If it did not actually cause the second intifadah, Sharon's provocative 
visit to the Temple Mount in Jerusalem in September 2000 is widely 
believed to have at least triggered the Palestinian uprising against 
Israel. Thereafter he achieved his goal of leading the country, and at 
the start did fulfill his warlike intransigent image.

And yet, the last few years have seen an amazing transformation. 
Strong-arm Sharon took the reins of peace in his hands. Despite 
tremendous domestic unrest and opposition, the force of his personality 
single-handedly brought about a peaceful Israeli disengagement from the 
Gaza Strip. Sharon seemed about to accomplish what had stumped so many 
leaders over the decades. He plowed ahead with determination and energy, 
his bulldozer personality apparently unstoppable.

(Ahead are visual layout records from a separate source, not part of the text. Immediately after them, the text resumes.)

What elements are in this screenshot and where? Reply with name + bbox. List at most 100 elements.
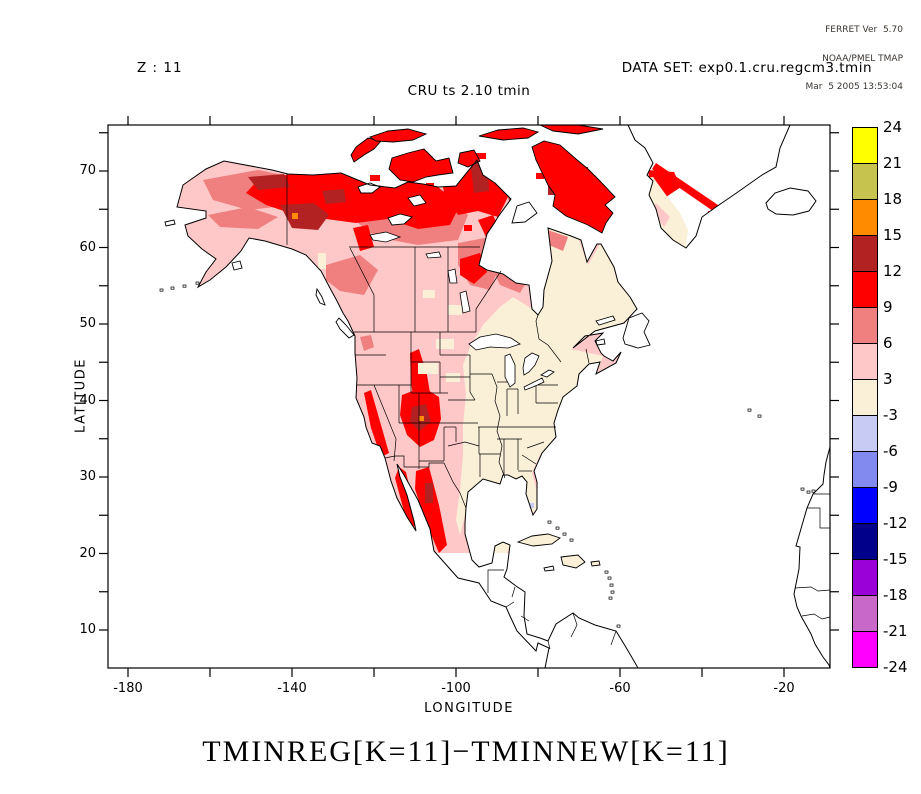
ellesmere-island: [539, 124, 604, 135]
data-patch: [652, 163, 718, 211]
political-border: [526, 441, 545, 449]
y-tick-label: 40: [79, 392, 96, 408]
political-border: [491, 373, 506, 479]
political-border: [585, 348, 590, 364]
data-patch: [326, 255, 378, 295]
puerto-rico: [590, 560, 601, 567]
y-tick-label: 20: [79, 545, 96, 561]
small-island: [170, 286, 175, 290]
lake-outline: [504, 353, 516, 388]
colorbar-label: 6: [883, 334, 893, 352]
colorbar-label: -3: [883, 406, 898, 424]
data-patch: [208, 207, 278, 229]
small-island: [562, 532, 567, 536]
colorbar-cell: [852, 308, 878, 344]
political-border: [511, 586, 516, 598]
small-island: [811, 489, 816, 493]
lake-outline: [540, 369, 555, 378]
small-island: [604, 570, 609, 574]
colorbar-cell: [852, 632, 878, 668]
political-border: [547, 640, 551, 650]
lake-outline: [459, 290, 471, 314]
colorbar-label: 24: [883, 118, 903, 136]
y-axis-title: LATITUDE: [73, 358, 89, 433]
colorbar-label: -12: [883, 514, 908, 532]
data-patches-greenland: [628, 125, 790, 248]
small-island: [608, 596, 613, 600]
banks-island: [350, 137, 382, 163]
data-patch: [548, 230, 568, 251]
data-patch: [322, 189, 346, 204]
haida-gwaii: [315, 287, 326, 306]
lake-outline: [425, 251, 442, 259]
colorbar-cell: [852, 380, 878, 416]
data-patch: [364, 390, 389, 457]
data-patch: [456, 221, 638, 535]
plot-title: TMINREG[K=11]−TMINNEW[K=11]: [202, 735, 730, 768]
kodiak-island: [231, 260, 243, 271]
political-border: [794, 586, 831, 592]
political-border: [487, 569, 504, 593]
political-border: [373, 384, 397, 462]
colorbar-label: -15: [883, 550, 908, 568]
colorbar-cell: [852, 164, 878, 200]
data-patch: [353, 225, 374, 251]
data-patch: [529, 503, 534, 508]
political-border: [349, 247, 375, 332]
data-patch: [446, 373, 460, 382]
map-plot: [99, 116, 839, 677]
anticosti: [595, 315, 616, 326]
y-tick-label: 30: [79, 469, 96, 484]
data-patch: [423, 290, 435, 298]
colorbar-cell: [852, 127, 878, 164]
africa-coastline: [793, 446, 831, 669]
political-border: [535, 314, 562, 363]
data-patch: [415, 467, 447, 553]
newfoundland: [622, 312, 651, 349]
plot-border: [107, 124, 831, 669]
political-border: [384, 455, 467, 509]
lake-outline: [407, 194, 427, 207]
political-border: [520, 615, 530, 622]
melville-island: [368, 128, 428, 143]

The same Israelis for whom Sharon was almost an anathema were planning 
to vote for him in the upcoming spring elections. His illness now at the 
threshold of Israeli/Palestinian progress is a cruel twist, similar to 
the loss of Yitzhak Rabin, cut down while forging peace a decade 
earlier. The entire country of Israel seems frozen and on hold. The 
abrupt exit of this larger-than-life samurai leaves an enormous void 
behind him.

Helen Schary Motro is author of ''Maneuvering Between the Headlines: An 
American Lives Through the Intifada."